What is the best way to save the state of a model and optimizer, when the model has 2 LoRas?

I have seen in PEFT they recommend using model.save_pretrained(), but I am using Accelerate and I also want to save the optimizer state, and I wonder if I can just use accelerator.save_state().

this is my (pseudo)code:

lora_config = LoraConfig()

# get peft model initializing 1 trainable lora addapter
model = get_peft_model(<some_HF_model>, lora_config, name="lora1")

# add a second trainable lora addapter
model.add_adapter(lora_config, name="lora2")

# prepare for training with accelerate
agent, optimizer = accelerator.prepare(agent, optimizer)

should accelerator.save_state() work now? I get timeout error when trying

1 Like

Since the items being saved are different, it’s generally safer to save both.


Use two saves every time.

  1. accelerator.save_state(dir) to resume training with the same script. It saves model shards, optimizer, LR scheduler, RNG, and more. Use only for resuming. (Hugging Face)
  2. unwrap_model(model).save_pretrained(...) to export your LoRA adapters. Pass both adapter names and a gathered state dict from Accelerate. This produces portable adapters for reload or sharing. (Hugging Face)

Background and context

  • Why two saves? Accelerate checkpoints are for resumption of the exact run. PEFT’s save_pretrained is for portable adapters independent of your training wrapper. They solve different problems. (Hugging Face)
  • Two LoRAs are fine. PEFT supports multiple LoRA adapters on one base model. You add and name them, then explicitly activate the one(s) you want. Mixing different adapter types needs PeftMixedModel. (Hugging Face)
  • Gathering weights under ZeRO/FSDP. Parameters are sharded. Use accelerator.get_state_dict(model) when exporting so the full adapter weights are materialized correctly. (Hugging Face)

Clear recipe

1) Build, prepare, and train with two LoRAs

# refs:
# accelerate checkpointing: https://huggingface.co/docs/accelerate/en/usage_guides/checkpoint
# peft model API: https://huggingface.co/docs/peft/en/package_reference/peft_model
# fsdp state dict: https://huggingface.co/docs/accelerate/v0.20.3/en/usage_guides/fsdp

from accelerate import Accelerator
from peft import LoraConfig, get_peft_model
import torch, os

acc = Accelerator()

base = <load transformers model>  # e.g. AutoModelForCausalLM.from_pretrained(...)
cfg = LoraConfig(r=16, lora_alpha=16, lora_dropout=0.05, target_modules=["q_proj","v_proj"])

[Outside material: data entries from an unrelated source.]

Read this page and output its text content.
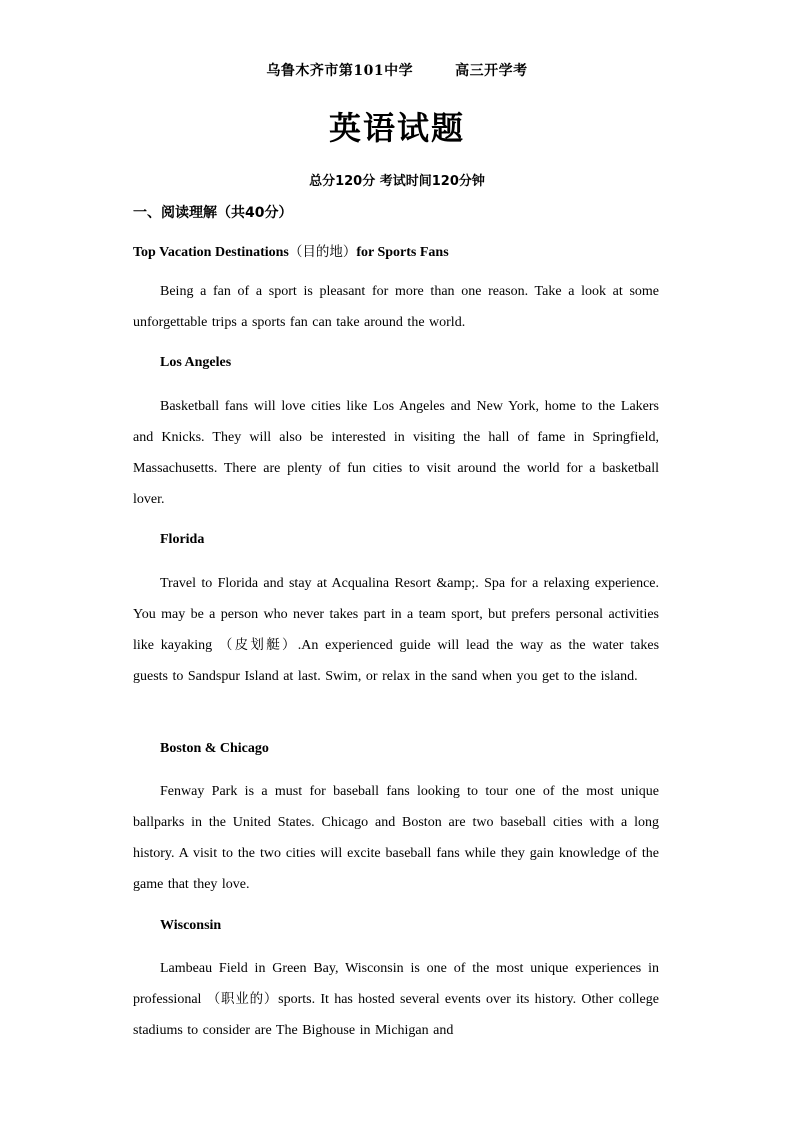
乌鲁木齐市第101中学	高三开学考
英语试题
总分120分 考试时间120分钟
一、阅读理解（共40分）
Top Vacation Destinations（目的地）for Sports Fans
Being a fan of a sport is pleasant for more than one reason. Take a look at some unforgettable trips a sports fan can take around the world.
Los Angeles
Basketball fans will love cities like Los Angeles and New York, home to the Lakers and Knicks. They will also be interested in visiting the hall of fame in Springfield, Massachusetts. There are plenty of fun cities to visit around the world for a basketball lover.
Florida
Travel to Florida and stay at Acqualina Resort &amp;. Spa for a relaxing experience. You may be a person who never takes part in a team sport, but prefers personal activities like kayaking （皮划艇）.An experienced guide will lead the way as the water takes guests to Sandspur Island at last. Swim, or relax in the sand when you get to the island.
Boston & Chicago
Fenway Park is a must for baseball fans looking to tour one of the most unique ballparks in the United States. Chicago and Boston are two baseball cities with a long history. A visit to the two cities will excite baseball fans while they gain knowledge of the game that they love.
Wisconsin
Lambeau Field in Green Bay, Wisconsin is one of the most unique experiences in professional （职业的）sports. It has hosted several events over its history. Other college stadiums to consider are The Bighouse in Michigan and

model = get_peft_model(base, cfg, adapter_name="lora1")              # add first LoRA
model.add_adapter("lora2", peft_config=cfg)                           # add second LoRA

# only train adapters
optim = torch.optim.AdamW((p for p in model.parameters() if p.requires_grad), lr=2e-4)

model, optim = acc.prepare(model, optim)

PEFT methods used: add_adapter, set_adapter, save_pretrained. (Hugging Face)

2) Save a resumable checkpoint (model+optimizer+RNG)

acc.wait_for_everyone()                         # sync all ranks  # accelerate docs ↑
acc.save_state("ckpt_step_123")                 # resumable only  # accelerate docs ↑

This produces a checkpoint that acc.load_state("ckpt_step_123") can restore in the same script after you rebuild the same adapters and call prepare. (Hugging Face)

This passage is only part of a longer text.